Teachers say they struggle to get their students motivated to read. "To them it's not a pleasure thing to do, they view it as a schoolwork," said Sara al Suwaidi, an Emirati teacher at the Dhabiania Model School in Abu Dhabi. "At my school, they try to do lots of things to make reading a habit, but I don't think we have succeeded." The problem was rooted in Emirati culture, she said. "We are not really readers. We are more into rote learning and reciting things but not into going and learning for ourselves."

Part of the problem was the weakness of the curriculum: she left her state high school having never read a novel. "I started reading at the university level and now reading is my first hobby." Another issue was that parents did not do enough to encourage their children to read. They were probably raised in a non-reading culture themselves, so it is "difficult to make them value reading when they themselves do not know the value", she said.

Dr Rashed agreed that the school curriculum was a problem. "It should be revised to choose more attractive topics; to choose more suitable reading passages for students; to focus on higher thinking skills while reading," he said. Dr Latifa al Najja, an associate professor of Arabic language and literature at UAE University, complained that the current curriculum was too limited. Reading assignments are limited to short stories and a selection of pre-Islamic and modern poems, she said.

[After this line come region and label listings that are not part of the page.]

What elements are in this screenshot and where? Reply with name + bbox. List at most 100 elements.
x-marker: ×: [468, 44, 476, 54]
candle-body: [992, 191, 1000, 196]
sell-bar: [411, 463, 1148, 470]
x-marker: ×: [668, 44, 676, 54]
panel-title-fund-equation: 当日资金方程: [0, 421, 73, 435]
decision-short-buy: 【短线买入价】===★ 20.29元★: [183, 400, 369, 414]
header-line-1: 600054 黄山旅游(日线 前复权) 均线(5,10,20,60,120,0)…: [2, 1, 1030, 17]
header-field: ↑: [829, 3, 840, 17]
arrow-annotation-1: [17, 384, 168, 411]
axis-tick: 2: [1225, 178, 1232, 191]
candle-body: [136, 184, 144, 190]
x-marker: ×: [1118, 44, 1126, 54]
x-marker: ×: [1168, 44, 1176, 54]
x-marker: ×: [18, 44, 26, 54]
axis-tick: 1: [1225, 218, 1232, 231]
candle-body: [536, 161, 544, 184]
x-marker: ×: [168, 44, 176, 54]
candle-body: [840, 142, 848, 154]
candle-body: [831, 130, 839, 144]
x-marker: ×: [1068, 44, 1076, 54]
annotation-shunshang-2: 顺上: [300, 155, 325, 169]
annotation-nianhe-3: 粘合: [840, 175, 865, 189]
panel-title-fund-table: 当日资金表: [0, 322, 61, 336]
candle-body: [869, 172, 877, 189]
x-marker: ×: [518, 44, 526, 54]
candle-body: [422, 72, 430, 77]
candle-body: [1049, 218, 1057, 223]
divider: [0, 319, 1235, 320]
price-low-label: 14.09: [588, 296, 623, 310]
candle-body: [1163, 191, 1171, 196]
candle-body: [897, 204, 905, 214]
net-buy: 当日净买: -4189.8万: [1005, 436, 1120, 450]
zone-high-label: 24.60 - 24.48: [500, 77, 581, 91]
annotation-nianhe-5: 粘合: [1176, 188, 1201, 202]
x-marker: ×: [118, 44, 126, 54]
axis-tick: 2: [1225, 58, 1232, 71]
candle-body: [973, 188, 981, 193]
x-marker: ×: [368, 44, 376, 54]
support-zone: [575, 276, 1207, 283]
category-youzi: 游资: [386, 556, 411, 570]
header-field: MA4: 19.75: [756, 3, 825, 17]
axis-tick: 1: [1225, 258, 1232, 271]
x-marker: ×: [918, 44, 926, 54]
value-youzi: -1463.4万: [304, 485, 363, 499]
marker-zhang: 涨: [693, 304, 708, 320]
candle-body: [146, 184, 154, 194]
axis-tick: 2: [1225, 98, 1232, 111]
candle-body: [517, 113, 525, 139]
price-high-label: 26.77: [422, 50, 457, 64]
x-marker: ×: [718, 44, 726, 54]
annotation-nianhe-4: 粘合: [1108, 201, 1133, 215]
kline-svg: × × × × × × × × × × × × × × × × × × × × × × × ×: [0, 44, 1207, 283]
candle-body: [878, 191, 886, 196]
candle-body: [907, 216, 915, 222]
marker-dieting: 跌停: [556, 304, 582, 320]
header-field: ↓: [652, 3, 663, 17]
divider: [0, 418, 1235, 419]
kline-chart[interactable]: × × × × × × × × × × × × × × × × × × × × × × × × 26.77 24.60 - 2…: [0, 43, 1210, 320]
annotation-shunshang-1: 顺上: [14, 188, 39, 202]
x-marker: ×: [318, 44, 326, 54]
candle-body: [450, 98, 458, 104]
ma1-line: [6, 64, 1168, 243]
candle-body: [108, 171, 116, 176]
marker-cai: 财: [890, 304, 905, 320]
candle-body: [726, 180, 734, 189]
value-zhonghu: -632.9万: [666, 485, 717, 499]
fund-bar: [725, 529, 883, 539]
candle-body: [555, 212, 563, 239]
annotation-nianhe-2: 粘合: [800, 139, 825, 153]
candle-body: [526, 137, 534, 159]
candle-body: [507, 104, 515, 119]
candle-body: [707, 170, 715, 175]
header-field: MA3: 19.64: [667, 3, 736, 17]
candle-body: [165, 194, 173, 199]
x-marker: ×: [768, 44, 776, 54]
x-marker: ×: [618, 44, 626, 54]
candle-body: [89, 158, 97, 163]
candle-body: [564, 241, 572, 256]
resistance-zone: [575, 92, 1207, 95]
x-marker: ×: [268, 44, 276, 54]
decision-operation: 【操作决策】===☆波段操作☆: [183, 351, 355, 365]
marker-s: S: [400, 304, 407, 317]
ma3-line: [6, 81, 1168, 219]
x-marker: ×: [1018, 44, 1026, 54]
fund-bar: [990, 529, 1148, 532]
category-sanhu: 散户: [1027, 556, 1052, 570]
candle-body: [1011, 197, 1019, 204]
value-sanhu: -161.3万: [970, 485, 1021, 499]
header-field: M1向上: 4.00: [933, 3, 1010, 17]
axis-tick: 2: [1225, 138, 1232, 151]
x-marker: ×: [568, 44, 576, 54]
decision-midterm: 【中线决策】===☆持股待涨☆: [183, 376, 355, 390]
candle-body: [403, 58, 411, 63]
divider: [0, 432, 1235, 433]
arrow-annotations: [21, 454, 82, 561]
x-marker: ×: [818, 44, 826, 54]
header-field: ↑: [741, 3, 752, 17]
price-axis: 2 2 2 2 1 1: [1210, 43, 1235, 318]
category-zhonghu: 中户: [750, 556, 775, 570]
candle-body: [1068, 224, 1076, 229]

More literature on the curriculum "is very important not only for their education but also for their personal development".

"Literature is the strongest tool in any education system - it can help students to expand their vision, to explore themselves and others, to appreciate beauty and to be more mature and reasonable." She added that a revamped curriculum should include local, pan-Arab and international texts. "I'm sure that if students get the chance to read more novels, short stories and poems, and read it in the right way they will definitely love reading.

"They will be lifelong readers and they will learn by themselves much more than we teach them." As it is, Dr Najja said, state school pupils often start university with weak Arabic language skills and poor reading comprehension. "Schools don't teach them how to go beyond the literary meaning,' she said. "They are not able to analyse the text or pose questions. They can not reach the embedded meaning or message. The one thing they are good at it is memorising."